Filamentous algae are sometimes referred to as “thread algae” or “pond scum.” Filamentous algae occur as fine green threads that form floating mats, which are often moved around the pond by the wind. These algae are also commonly found attached to rocks, submerged trees, other aquatic plants and boat docks.
Macrophytic algae resemble true plants, as they appear to have stems and leaves. A commonly-occurring macrophytic algae is called Chara or musk grass (due to its strong musky odor). Chara feels coarse to the touch due to lime deposits on its surface, earning it another common name—stonewort.
Filamentous and planktonic algae can reproduce at phenomenal rates, and sudden die-offs can cause oxygen depletion. The necessary oxygen required in fish ponds or lakes can be supplied by other aquatic plant life in the water basin, which will flourish without the competition of algae.

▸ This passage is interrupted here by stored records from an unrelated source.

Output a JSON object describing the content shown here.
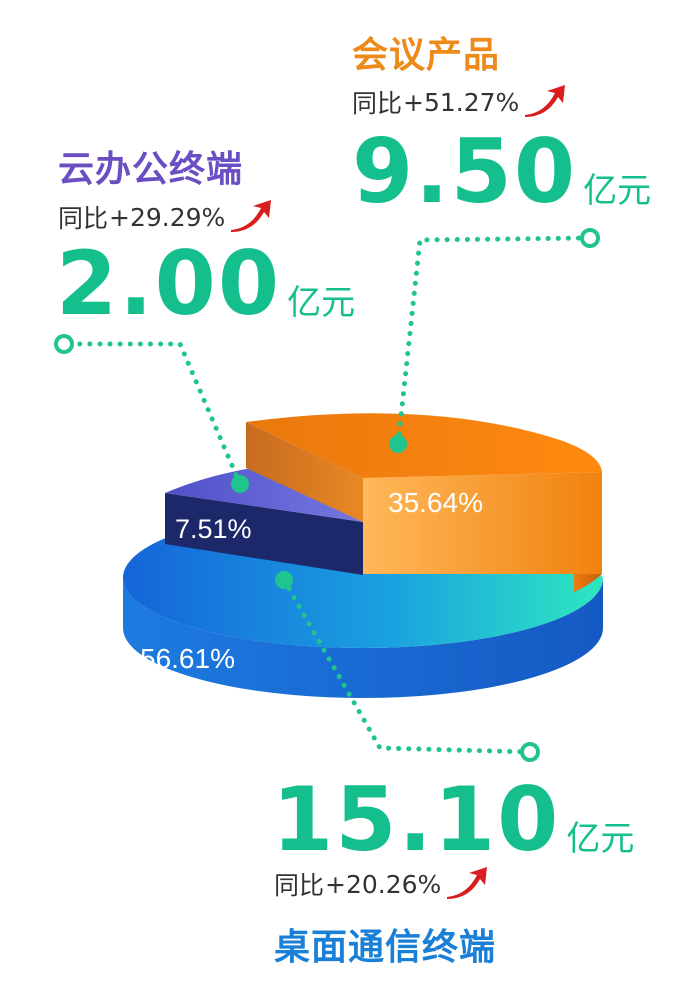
{
  "chart_data": {
    "type": "pie",
    "style": "3d-exploded",
    "unit": "亿元",
    "yoy_prefix": "同比",
    "segments": [
      {
        "name": "会议产品",
        "amount": "9.50",
        "value": 9.5,
        "percent": 35.64,
        "percent_label": "35.64%",
        "yoy": "+51.27%",
        "color": "#f5900f",
        "title_color": "#ee8a1a"
      },
      {
        "name": "云办公终端",
        "amount": "2.00",
        "value": 2.0,
        "percent": 7.51,
        "percent_label": "7.51%",
        "yoy": "+29.29%",
        "color": "#5b5fcf",
        "title_color": "#6a4ec2"
      },
      {
        "name": "桌面通信终端",
        "amount": "15.10",
        "value": 15.1,
        "percent": 56.61,
        "percent_label": "56.61%",
        "yoy": "+20.26%",
        "color": "#1a8fe0",
        "title_color": "#1a7fd6"
      }
    ]
  },
  "colors": {
    "amount": "#15bf8d",
    "dots": "#1fc48e",
    "arrow": "#d81e1e"
  }
}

Algae-related problems are usually caused by excessive nutrients in a water body. From the moment a pond is built, for example, it becomes a settling basin for nutrients washing in from the land that drains into the pond’s watershed.
The older a pond gets, the more nutrients will accumulate, and the more susceptible it will get to algal issues. Runoff from fertilized fields, lawns and pastures, feedlots, septic tanks, and leach fields accelerate nutrient loading and algal growth.
Algae growth conditions
Excessive algae growth will starve or suppress other forms of aquatic life, and block sunlight necessary for their proper growth. Taste and odor problems in drinking water and sometimes even fish kills are associated with excessive planktonic algae blooms.

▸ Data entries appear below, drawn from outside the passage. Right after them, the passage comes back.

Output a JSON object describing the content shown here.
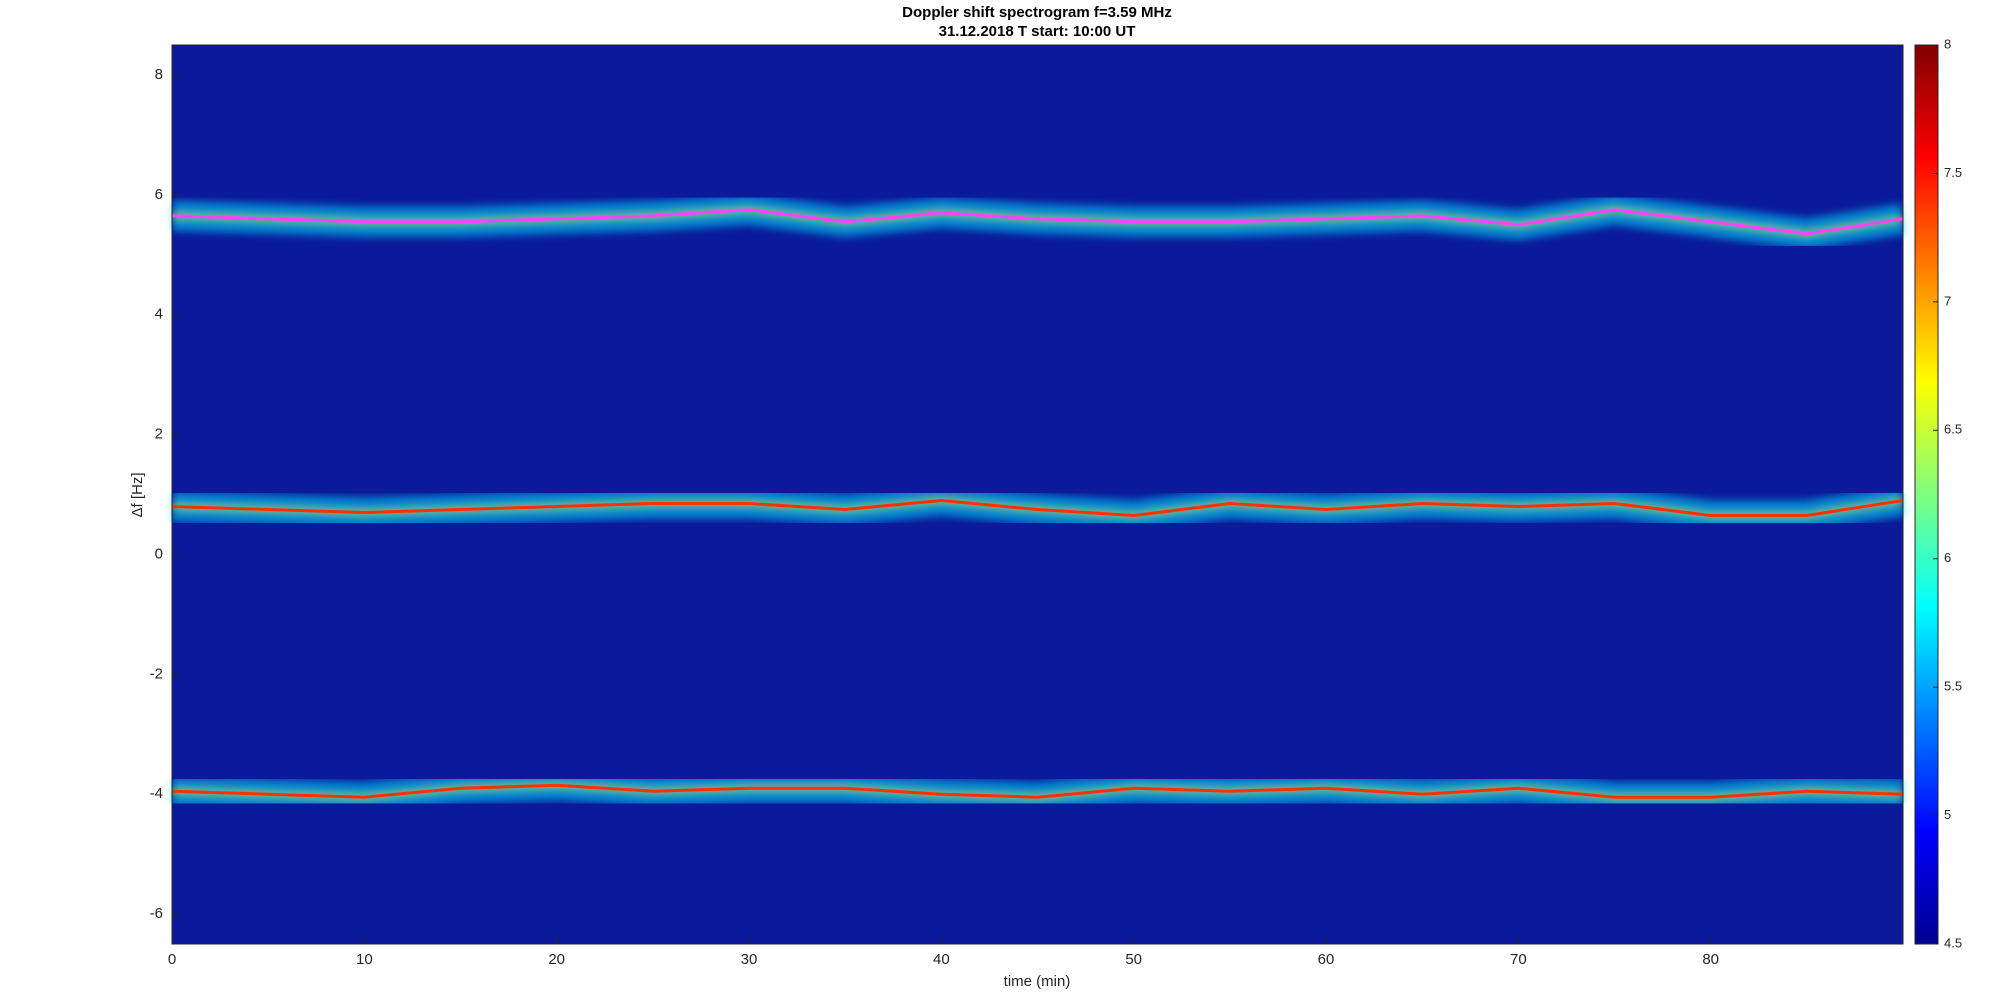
{
  "chart_data": {
    "type": "spectrogram",
    "title": "Doppler shift spectrogram f=3.59 MHz",
    "subtitle": "31.12.2018   T start: 10:00 UT",
    "xlabel": "time (min)",
    "ylabel": "Δf [Hz]",
    "x": [
      0,
      5,
      10,
      15,
      20,
      25,
      30,
      35,
      40,
      45,
      50,
      55,
      60,
      65,
      70,
      75,
      80,
      85,
      90
    ],
    "series": [
      {
        "color": "#ff40ff",
        "values": [
          5.65,
          5.6,
          5.55,
          5.55,
          5.6,
          5.65,
          5.75,
          5.55,
          5.7,
          5.6,
          5.55,
          5.55,
          5.6,
          5.65,
          5.5,
          5.75,
          5.55,
          5.35,
          5.6
        ]
      },
      {
        "color": "#ff3000",
        "values": [
          0.8,
          0.75,
          0.7,
          0.75,
          0.8,
          0.85,
          0.85,
          0.75,
          0.9,
          0.75,
          0.65,
          0.85,
          0.75,
          0.85,
          0.8,
          0.85,
          0.65,
          0.65,
          0.9
        ]
      },
      {
        "color": "#ff3000",
        "values": [
          -3.95,
          -4.0,
          -4.05,
          -3.9,
          -3.85,
          -3.95,
          -3.9,
          -3.9,
          -4.0,
          -4.05,
          -3.9,
          -3.95,
          -3.9,
          -4.0,
          -3.9,
          -4.05,
          -4.05,
          -3.95,
          -4.0
        ]
      }
    ],
    "xlim": [
      0,
      90
    ],
    "xticks": [
      0,
      10,
      20,
      30,
      40,
      50,
      60,
      70,
      80
    ],
    "ylim": [
      -6.5,
      8.5
    ],
    "yticks": [
      -6,
      -4,
      -2,
      0,
      2,
      4,
      6,
      8
    ],
    "clim": [
      4.5,
      8
    ],
    "cticks": [
      4.5,
      5,
      5.5,
      6,
      6.5,
      7,
      7.5,
      8
    ],
    "background_color": "#0a1a9a"
  }
}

Filamentous algae and macrophytic algae make fishing, swimming, and other recreational uses nearly impossible due to the thick layer they form. Total coverage can restrict sunlight penetration and limit the production of oxygen and food supply necessary for fish.
When such blooms interfere with the intended use of the pond, they need to be controlled immediately.
Filamentous algae mats may be removed with a rake, screen wire, or similar devices. However, this method is labor-intensive and provides only temporary control. In some instances, the algae may seem to grow as fast as they are pulled out.
Before dosing chemicals, you should consider potential contamination of domestic water supplies and the waiting periods for watering livestock, eating fish, swimming and irrigation.
A “biological control” is when one form of life is used to control another or the balance of life is manipulated in such a way to adversely affect an undesirable pest. It’s wise to be cautious when deciding on biological control. It can backfire when the new species that were introduced become more of a problem than the original pest.
Barley Straw has been tested in England by the Centre for Aquatic Plant Management for the control of planktonic and filamentous algae. This testing has been going on over the last 15 years. Barley Straw and other straws have been used sporadically in the United States, with very mixed results, and will not totally solve the problem.